My event project is going to be a software that takes in lots of different photographs (from different sources) of a certain event as input, then uses computer vision to find the similarity and differences between the images in order to sort them, and finally produce a video/animation of the event by playing the sorted images in sequence.

For example if I input a lot of images that consist of running horses from google images, one way the software can process them is to first align by the positions of horses in them, and then sort by similarity of the pose of the horse. It can thus produce a video of a running horse consisting of frames from different images.

Similarity, I can input images of dancing people, flying birds, ball games, fights, etc.

I’m using general object detection to find the binding boxes of all objects in images. Then, depending on which works better, I can either do pixel-wise comparison or contour comparison to produce a similarity score for any two arbitrary images.

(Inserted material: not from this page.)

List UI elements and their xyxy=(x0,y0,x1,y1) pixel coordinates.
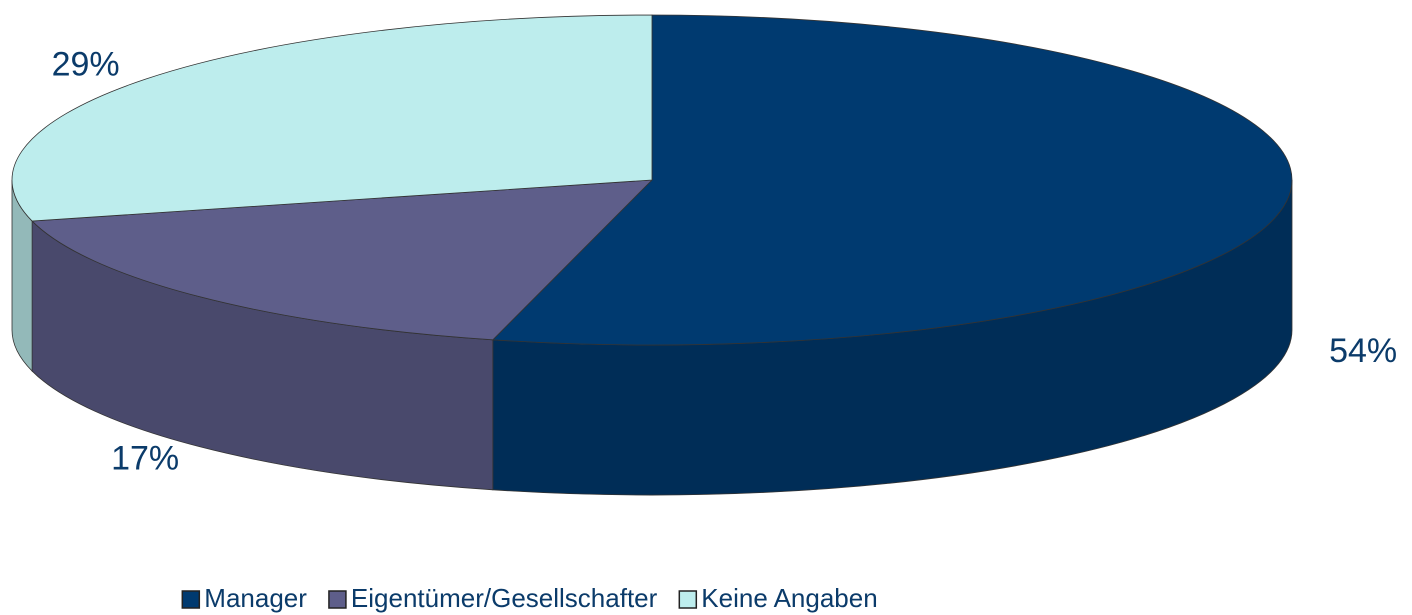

Here’s where I am in the process:

  • I wrote a program to download images from ImageNet, where tons of images are categorized by subject.
  • I found a neural network object detection tool called darknet. I tweaked its source code so it can print out the bounding boxes of all objects in an image into Terminal. Then I wrote a python program to batch process my source images using this tool, and parse the output.
  • I used openCV in python to do some simple manipulations on the source images so the comparison process will probably be more accurate.

What I’m trying to figure out:

Although I have information about the bounding boxes, most objects have irregular shapes that do not resemble a box. So finding out exactly which pixels are actually part of the object and which ones are part of the (potentially busy) background is a problem. I’m going to read darknet’s source code to find out if this information is already in there. If not, I will have to write something myself.